In the most sober moments of our lives, we believe that what Jesus said in his parable about the rich man and the beggar is accurate. Alfred Nobel, a Swedish chemist, made a fortune by inventing powerful explosives and licensing the formula to governments for manufacturing weapons. When Nobel's brother died, one newspaper accidentally printed an obituary for Alfred instead. It described him as the man who had made a fortune by enabling armies to achieve new-levels of mass destruction. Alfred Nobel, sobered by how his life seemed to be adding up, decided to use his fortune to establish awards for great accomplishments in various fields that benefit humanity. We therefore remember him for the Nobel Prizes, not for his invention of explosives. Like Nobel, there are moments in life when we see the value of this principle that Jesus is trying to teach.
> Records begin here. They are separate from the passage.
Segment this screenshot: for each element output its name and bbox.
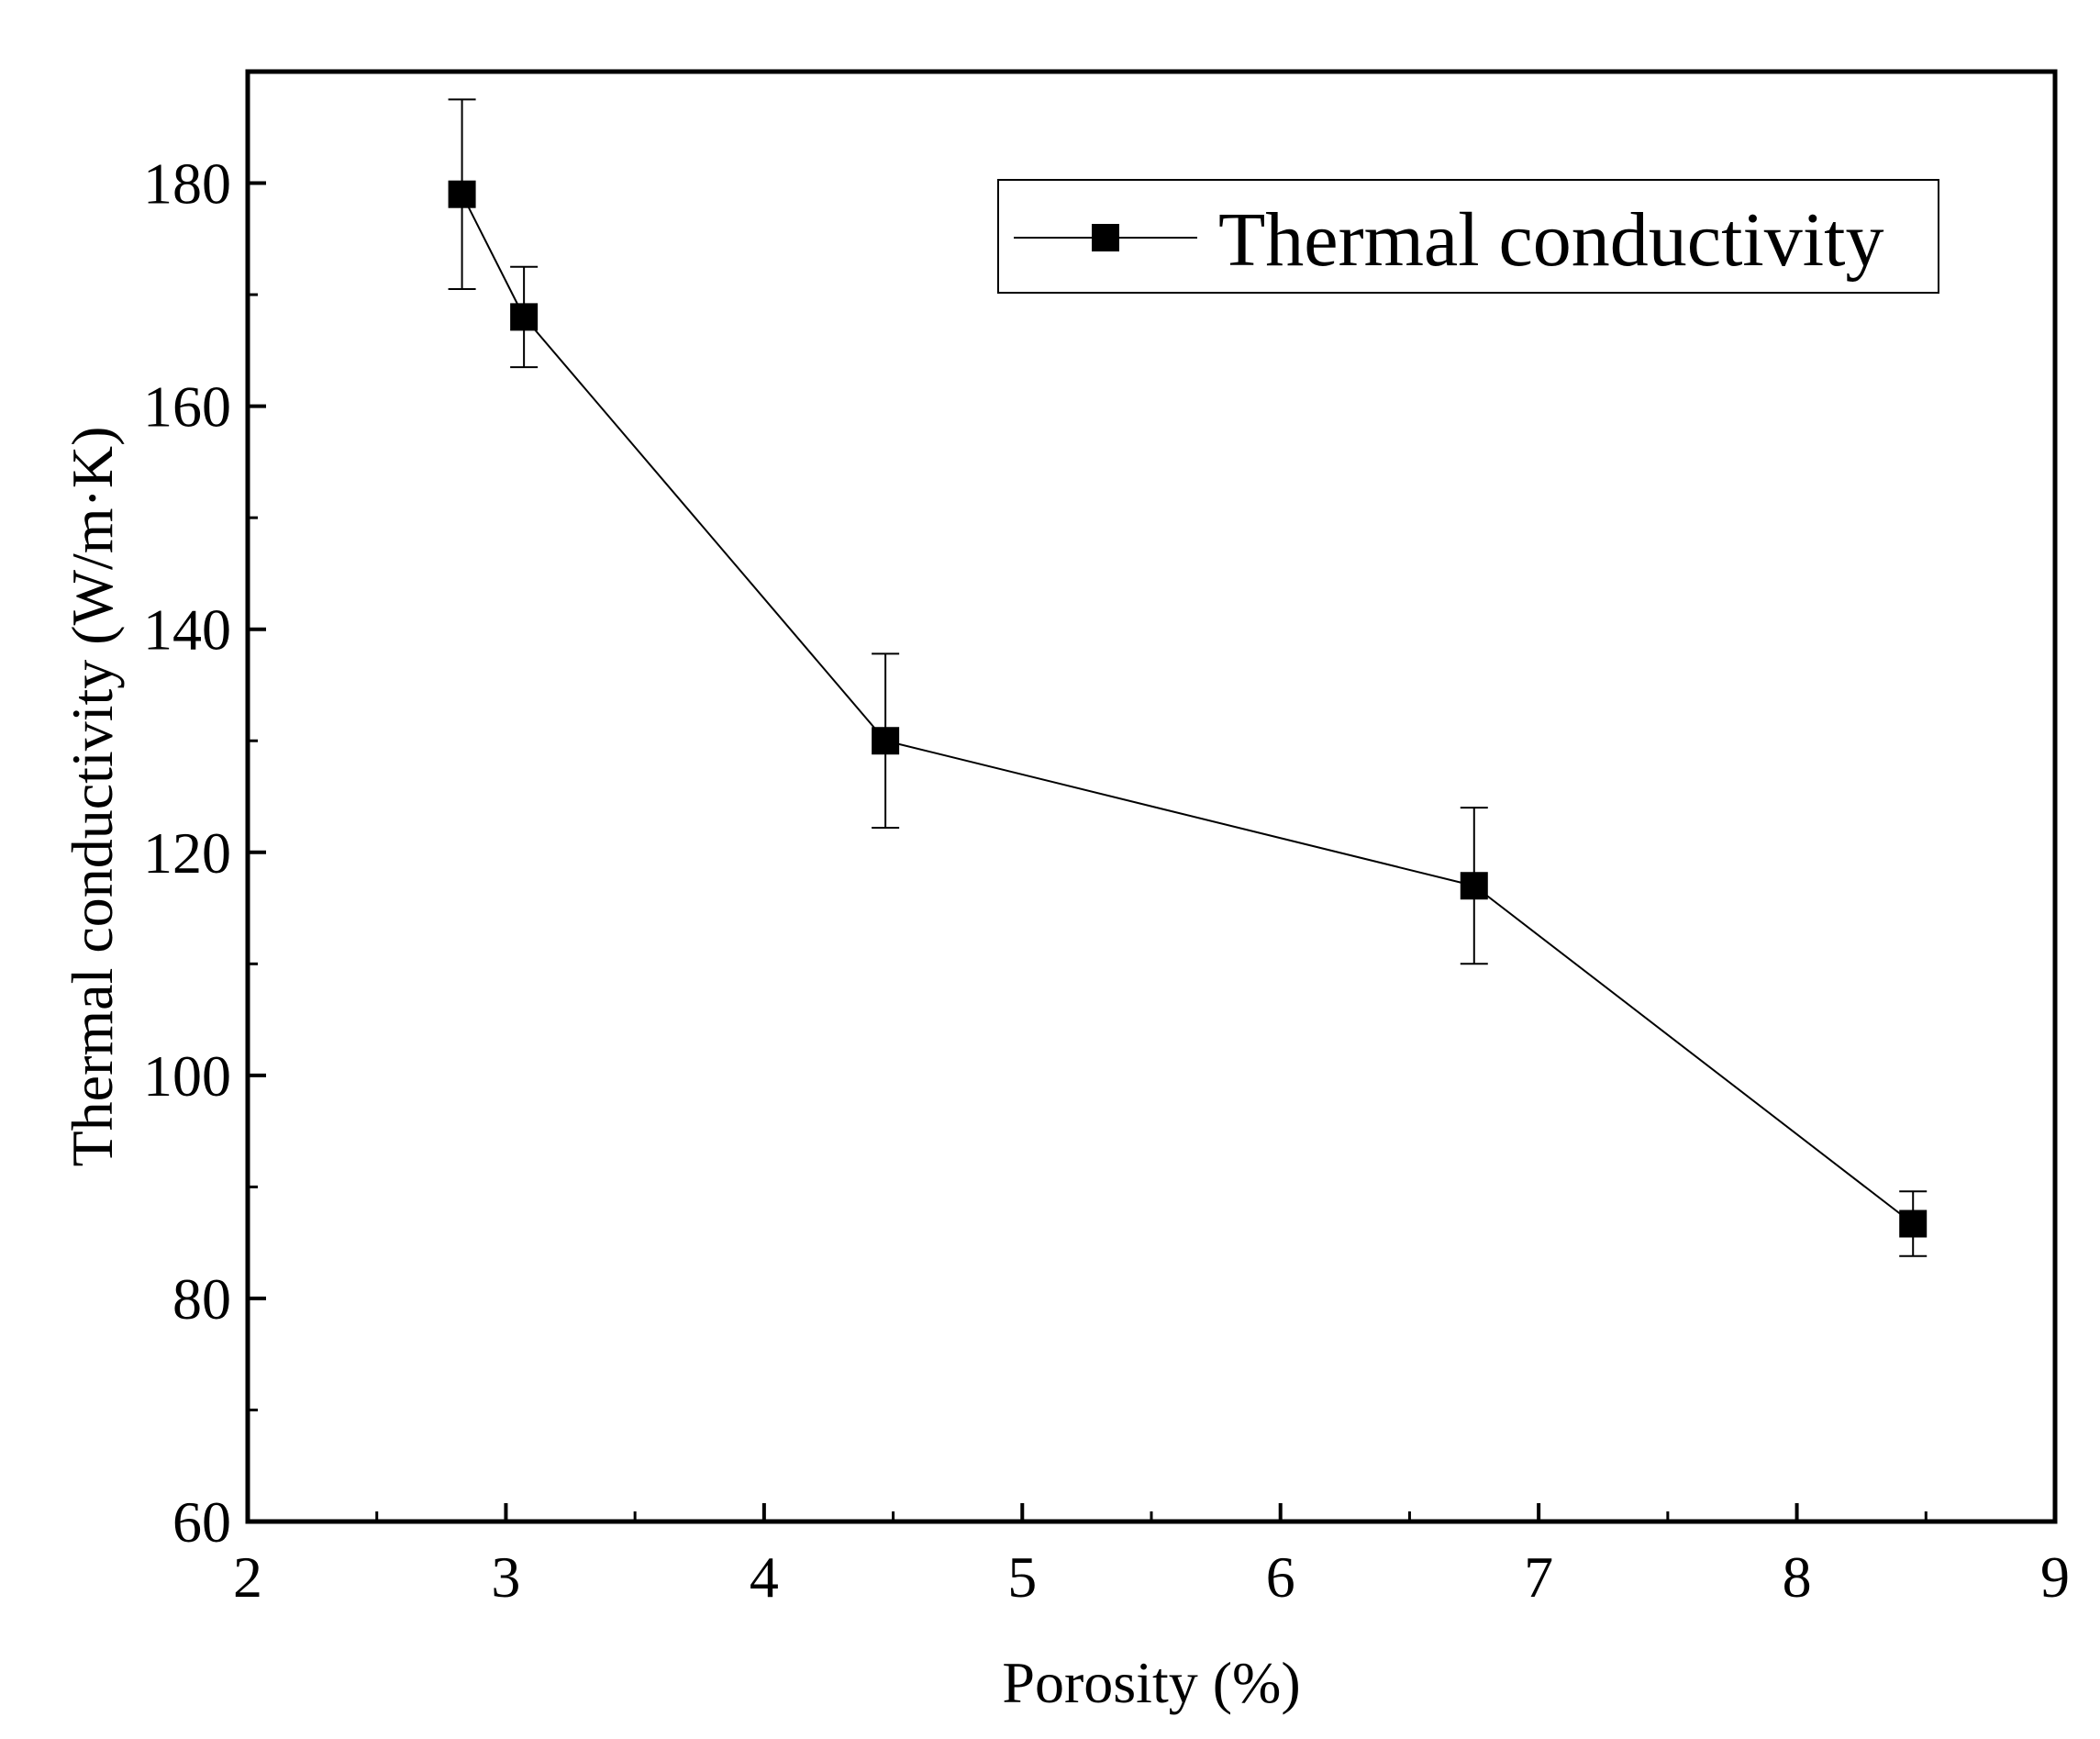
legend-marker-square bbox=[1092, 224, 1119, 251]
y-tick-label: 160 bbox=[143, 374, 231, 440]
y-tick-label: 180 bbox=[143, 151, 231, 217]
x-tick-label: 4 bbox=[750, 1544, 779, 1610]
x-axis-title: Porosity (%) bbox=[1002, 1650, 1300, 1715]
x-tick-label: 3 bbox=[491, 1544, 520, 1610]
data-point-marker bbox=[510, 303, 539, 331]
data-point-marker bbox=[1460, 872, 1488, 900]
x-tick-label: 8 bbox=[1783, 1544, 1812, 1610]
y-tick-label: 60 bbox=[172, 1489, 231, 1555]
data-markers-group bbox=[448, 180, 1928, 1238]
y-tick-label: 80 bbox=[172, 1266, 231, 1332]
series-segment bbox=[461, 194, 526, 318]
x-axis-tick-labels: 2 3 4 5 6 7 8 9 bbox=[233, 1544, 2070, 1610]
x-tick-label: 5 bbox=[1007, 1544, 1037, 1610]
y-tick-label: 140 bbox=[143, 597, 231, 663]
series-line-group bbox=[461, 194, 1914, 1225]
series-segment bbox=[1473, 885, 1914, 1225]
x-tick-label: 7 bbox=[1524, 1544, 1553, 1610]
x-tick-label: 2 bbox=[233, 1544, 262, 1610]
y-axis-ticks bbox=[248, 181, 266, 1523]
legend-box bbox=[997, 179, 1939, 294]
series-segment bbox=[523, 316, 886, 741]
data-point-marker bbox=[1899, 1209, 1928, 1238]
series-segment bbox=[884, 740, 1475, 887]
x-tick-label: 9 bbox=[2040, 1544, 2070, 1610]
data-point-marker bbox=[448, 180, 476, 208]
legend-label: Thermal conductivity bbox=[1218, 197, 1883, 283]
data-point-marker bbox=[872, 727, 900, 755]
y-axis-title: Thermal conductivity (W/m·K) bbox=[60, 427, 125, 1167]
x-tick-label: 6 bbox=[1266, 1544, 1295, 1610]
y-tick-label: 100 bbox=[143, 1043, 231, 1109]
y-axis-tick-labels: 60 80 100 120 140 160 180 bbox=[143, 151, 231, 1555]
legend: Thermal conductivity bbox=[997, 179, 1939, 294]
y-tick-label: 120 bbox=[143, 820, 231, 886]
x-axis-ticks bbox=[246, 1503, 2057, 1522]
As Leon R. Kass put it in an interview with Bill Moyers. "Where people
really give their lives for others, our hearts go out to them precisely because they have paid in coin of their future for something fine.' And yet, how difficult it is to maintain a grip on that truth as we move through the distractions of daily living.
A pastor from the U.S. was in northern Canada on a speaking engagement. He wanted to write a letter to his wife, but he did not have any stamps. So, he walked down to the post office to buy some. When he put his money on the counter at the post office window, the clerk would not take it. "That is U.S. money." the postal clerk said. "We only take Canadian money." The traveler could not buy even a single postage stamp with the $100 in his pocket. He had not exchanged his money at the border, and now it was useless to him. That is exactly what Jesus said in the parable of the rich man and the beggar. You and I will eventually move to a new country. The only way we can take our money with us is to exchange it for something worthwhile before we leave. What are you trading your money for these days? Are you buying something worthwhile, something that will last?